In December last year, the clinic was down two GPs and at the time was not able to recruit more for the overnight shift, which made an already difficult situation untenable.

Armstrong says clinics that are funded could afford to pay doctors more, which he believes led to the attrition.

“It’s the cost of the people,” Armstrong says. And although there was community support for the facility, “we couldn’t do it safely”, he said.

Despite figures showing East Care, out of the four Auckland overnight centres, provided the most care, (north of 30 per cent, Armstrong says), he says Counties Manukau have never really given him a “compelling explanation” as to why funding was cut.

Pakuranga MP, Simeon Brown, says he understands the cut was due to policy changes in overnight care by Counties Manukau DHB.

But, he says, as each DHB is responsible for its own policies, it leads to a "mishmash of services" across the Auckland region. 

East Auckland MPs Simeon Brown and Christopher Luxon

Last week, Botany MP Christopher Luxon presented a petition to reinstate the 24-year-old service, signed by over 10,000 locals to officials at the DHB’s monthly board meeting but it was verbally dismissed on the spot.

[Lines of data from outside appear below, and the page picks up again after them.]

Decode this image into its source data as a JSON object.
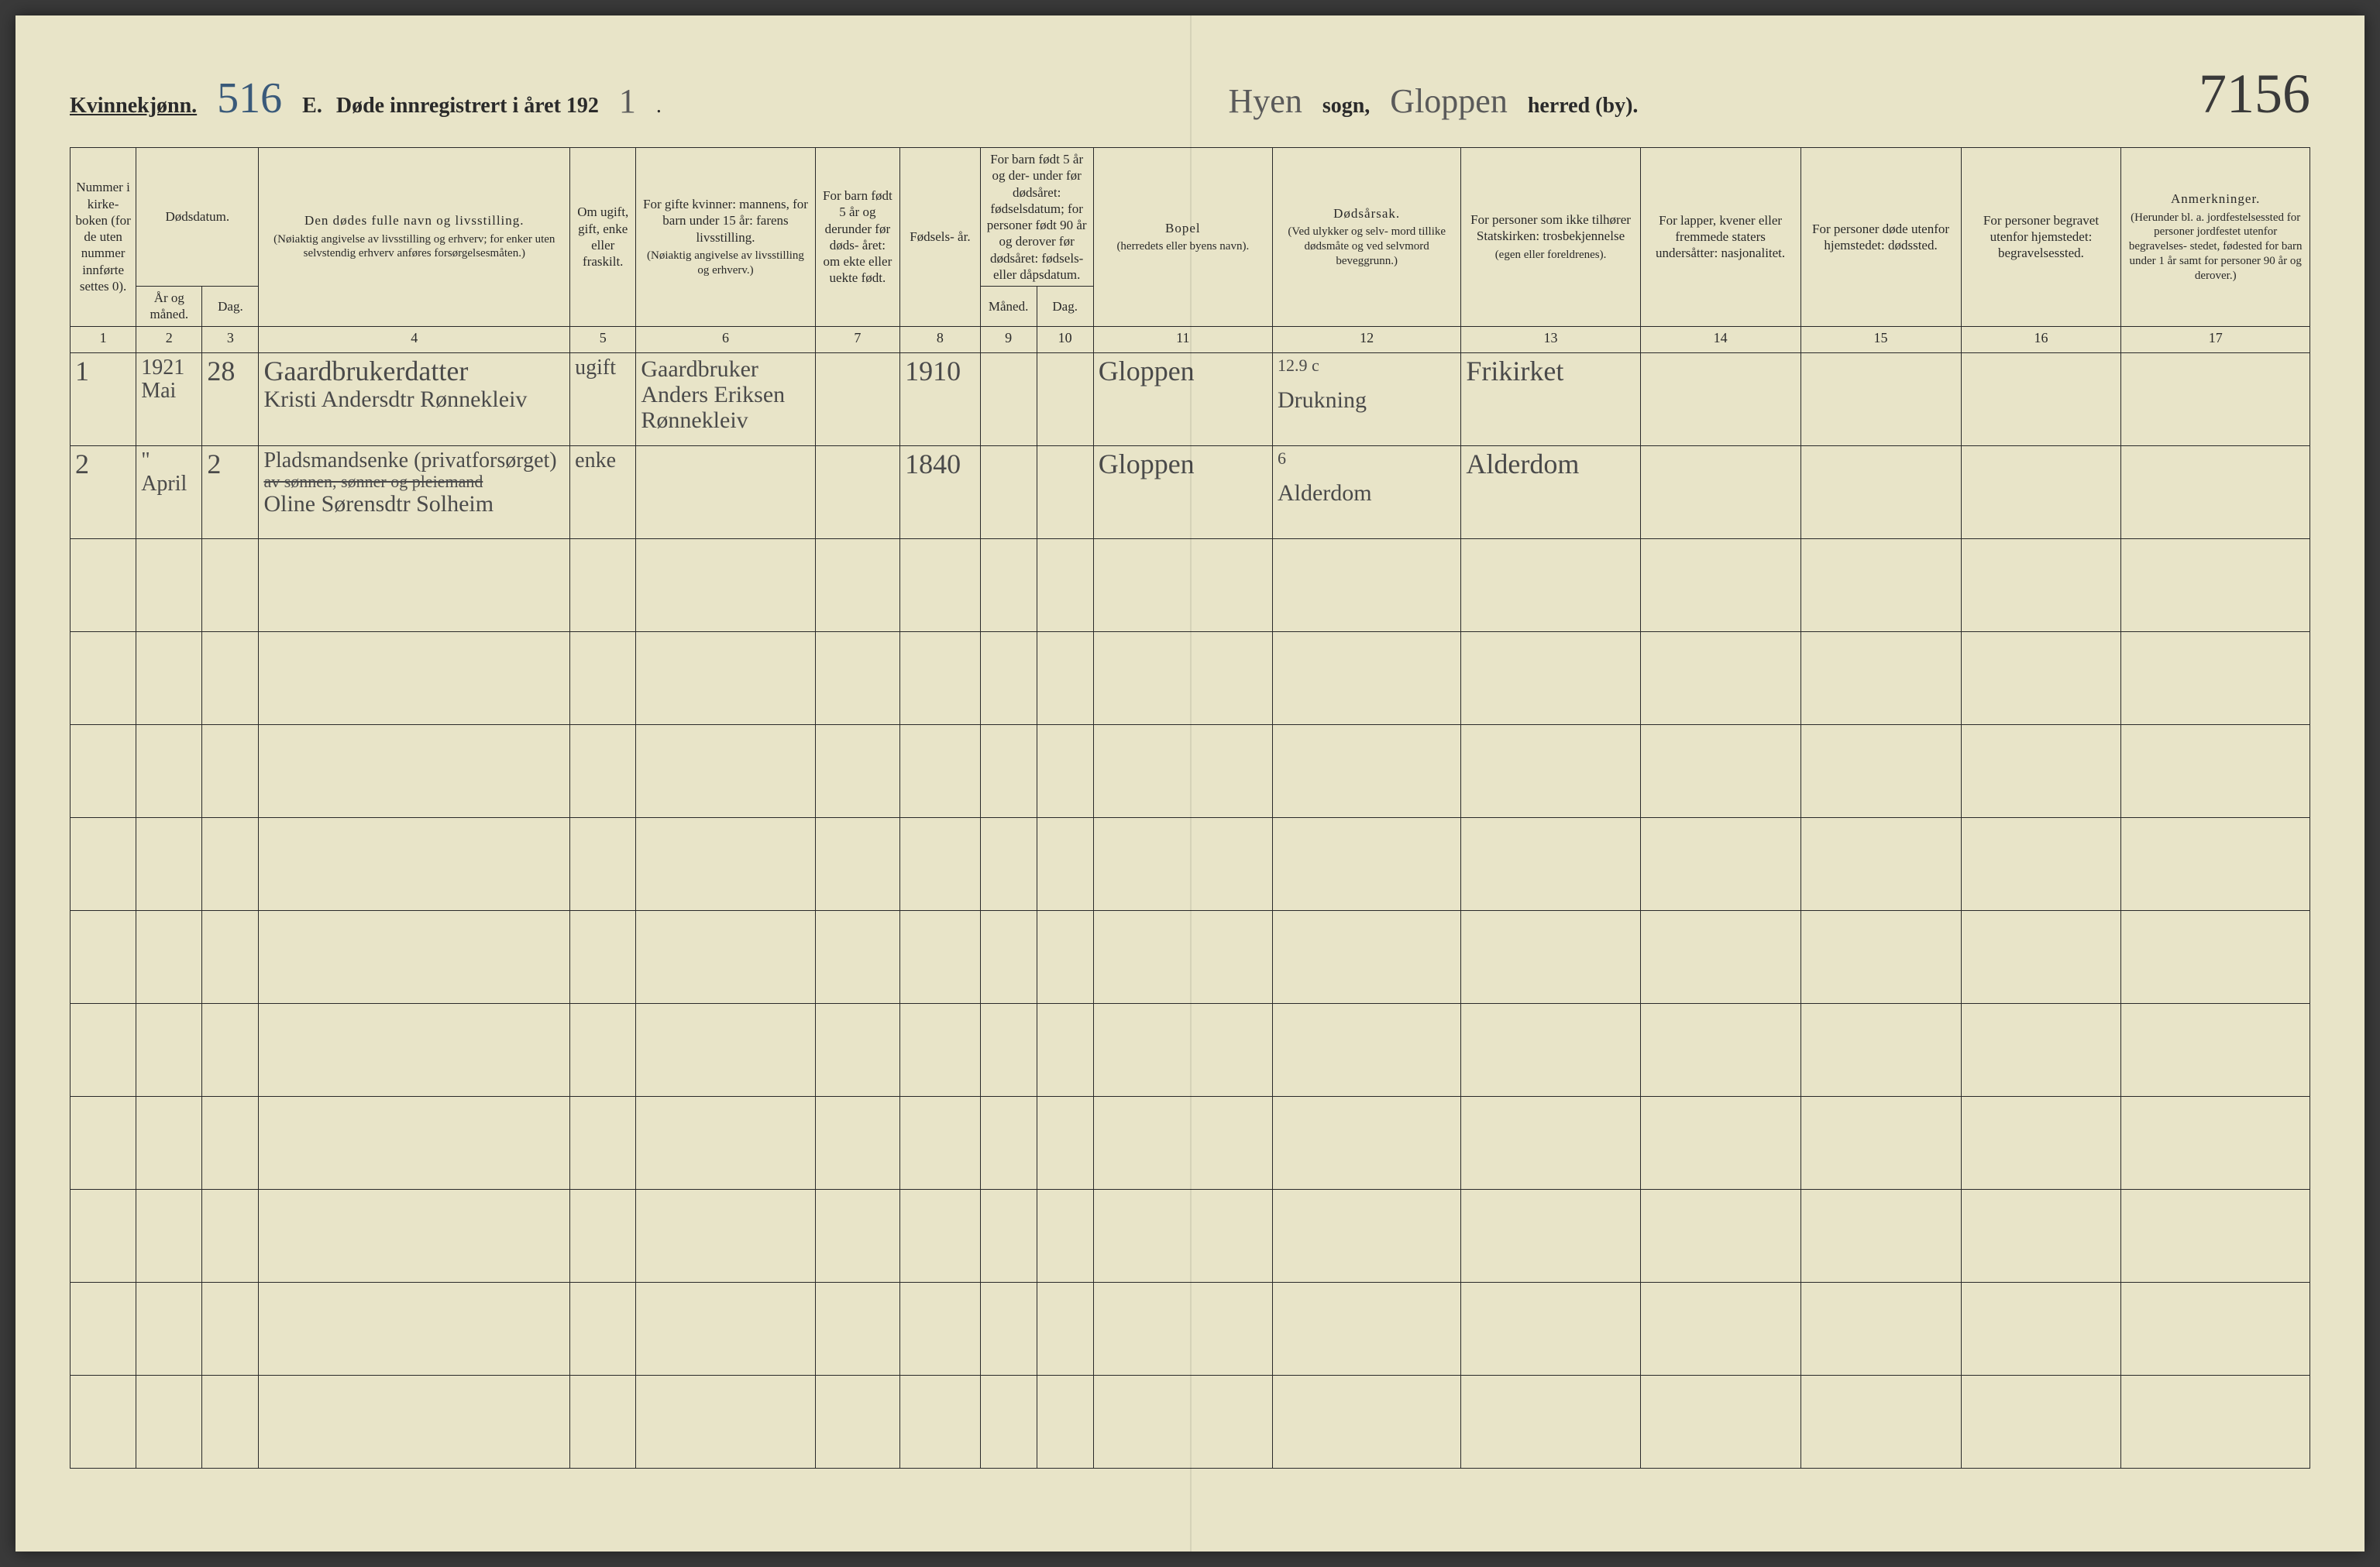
{
  "header": {
    "gender": "Kvinnekjønn.",
    "serial": "516",
    "title_prefix": "E.",
    "title_main": "Døde innregistrert i året 192",
    "year_suffix": "1",
    "period": ".",
    "sogn_value": "Hyen",
    "sogn_label": "sogn,",
    "herred_value": "Gloppen",
    "herred_label": "herred (by).",
    "page_no": "7156"
  },
  "columns": {
    "c1": "Nummer i kirke- boken (for de uten nummer innførte settes 0).",
    "c2": "Dødsdatum.",
    "c2a": "År og måned.",
    "c2b": "Dag.",
    "c4": "Den dødes fulle navn og livsstilling.",
    "c4s": "(Nøiaktig angivelse av livsstilling og erhverv; for enker uten selvstendig erhverv anføres forsørgelsesmåten.)",
    "c5": "Om ugift, gift, enke eller fraskilt.",
    "c6": "For gifte kvinner: mannens, for barn under 15 år: farens livsstilling.",
    "c6s": "(Nøiaktig angivelse av livsstilling og erhverv.)",
    "c7": "For barn født 5 år og derunder før døds- året: om ekte eller uekte født.",
    "c8": "Fødsels- år.",
    "c910": "For barn født 5 år og der- under før dødsåret: fødselsdatum; for personer født 90 år og derover før dødsåret: fødsels- eller dåpsdatum.",
    "c9": "Måned.",
    "c10": "Dag.",
    "c11": "Bopel",
    "c11s": "(herredets eller byens navn).",
    "c12": "Dødsårsak.",
    "c12s": "(Ved ulykker og selv- mord tillike dødsmåte og ved selvmord beveggrunn.)",
    "c13": "For personer som ikke tilhører Statskirken: trosbekjennelse",
    "c13s": "(egen eller foreldrenes).",
    "c14": "For lapper, kvener eller fremmede staters undersåtter: nasjonalitet.",
    "c15": "For personer døde utenfor hjemstedet: dødssted.",
    "c16": "For personer begravet utenfor hjemstedet: begravelsessted.",
    "c17": "Anmerkninger.",
    "c17s": "(Herunder bl. a. jordfestelsessted for personer jordfestet utenfor begravelses- stedet, fødested for barn under 1 år samt for personer 90 år og derover.)"
  },
  "colnums": [
    "1",
    "2",
    "3",
    "4",
    "5",
    "6",
    "7",
    "8",
    "9",
    "10",
    "11",
    "12",
    "13",
    "14",
    "15",
    "16",
    "17"
  ],
  "rows": [
    {
      "n": "1",
      "year_month": "1921 Mai",
      "day": "28",
      "name_a": "Gaardbrukerdatter",
      "name_b": "Kristi Andersdtr Rønnekleiv",
      "civil": "ugift",
      "spouse_a": "Gaardbruker",
      "spouse_b": "Anders Eriksen Rønnekleiv",
      "c7": "",
      "birth": "1910",
      "c9": "",
      "c10": "",
      "residence": "Gloppen",
      "cause": "Drukning",
      "cause_note": "12.9 c",
      "c13": "Frikirket",
      "c14": "",
      "c15": "",
      "c16": "",
      "c17": ""
    },
    {
      "n": "2",
      "year_month": "\" April",
      "day": "2",
      "name_a": "Pladsmandsenke (privatforsørget)",
      "name_strike": "av sønnen, sønner og pleiemand",
      "name_b": "Oline Sørensdtr Solheim",
      "civil": "enke",
      "spouse_a": "",
      "spouse_b": "",
      "c7": "",
      "birth": "1840",
      "c9": "",
      "c10": "",
      "residence": "Gloppen",
      "cause": "Alderdom",
      "cause_note": "6",
      "c13": "Alderdom",
      "c14": "",
      "c15": "",
      "c16": "",
      "c17": ""
    }
  ],
  "empty_rows": 10,
  "colors": {
    "paper": "#e8e4c8",
    "ink": "#2a2a2a",
    "hand_blue": "#3a5a7a",
    "hand_gray": "#4a4a4a"
  }
}
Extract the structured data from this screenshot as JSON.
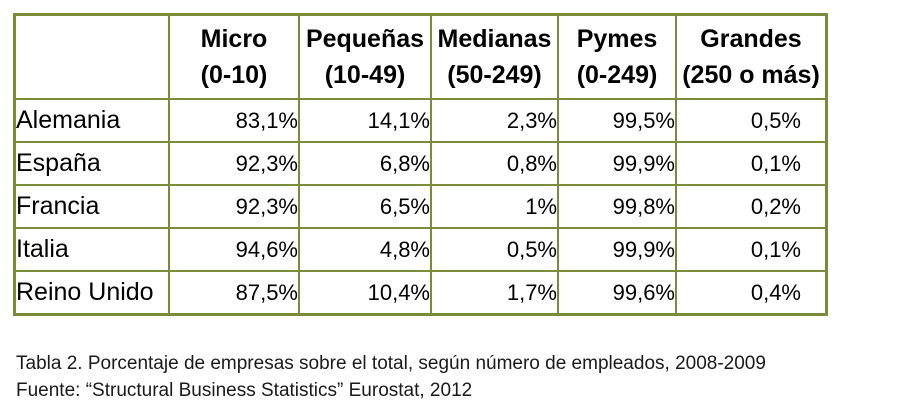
{
  "table": {
    "headers": [
      {
        "line1": "Micro",
        "line2": "(0-10)"
      },
      {
        "line1": "Pequeñas",
        "line2": "(10-49)"
      },
      {
        "line1": "Medianas",
        "line2": "(50-249)"
      },
      {
        "line1": "Pymes",
        "line2": "(0-249)"
      },
      {
        "line1": "Grandes",
        "line2": "(250 o más)"
      }
    ],
    "rows": [
      {
        "country": "Alemania",
        "values": [
          "83,1%",
          "14,1%",
          "2,3%",
          "99,5%",
          "0,5%"
        ]
      },
      {
        "country": "España",
        "values": [
          "92,3%",
          "6,8%",
          "0,8%",
          "99,9%",
          "0,1%"
        ]
      },
      {
        "country": "Francia",
        "values": [
          "92,3%",
          "6,5%",
          "1%",
          "99,8%",
          "0,2%"
        ]
      },
      {
        "country": "Italia",
        "values": [
          "94,6%",
          "4,8%",
          "0,5%",
          "99,9%",
          "0,1%"
        ]
      },
      {
        "country": "Reino Unido",
        "values": [
          "87,5%",
          "10,4%",
          "1,7%",
          "99,6%",
          "0,4%"
        ]
      }
    ]
  },
  "caption": {
    "title": "Tabla 2. Porcentaje de empresas sobre el total, según número de empleados, 2008-2009",
    "source": "Fuente: “Structural Business Statistics” Eurostat, 2012"
  },
  "colors": {
    "border": "#7a8c3a"
  }
}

“The bottom line is that the Board said they would not support the service due to funding pressures and their belief that Middlemore can easily accommodate the East Care urgent care customers,” Luxon said.

He said he had pushed the DHB "very hard" on the issue.

"I would argue for the people of East Auckland that to have to go out of the area for an emergency issue when you are unwell or stressed is not great," Luxon said.

Figures from the Auckland Regional After Hours Network, a medical database, show Middlemore Hospital sees on average 65 patients per overnight shift while Eastcare, when it was operating, saw 20.

However, late last month, Middlemore appealed to those in the region to only visit the emergency department for emergencies and to instead visit a “GP or Accident and medical clinic”.

Armstrong says it makes no sense to add to an already at-capacity emergency department.

“Do they really want a 25 per cent volume growth?” he says.

The next step will be a public meeting which local MPs hope will be an opportunity to allow the community to put more pressure on the DHB.

Counties Manukau DHB have been approached for comment.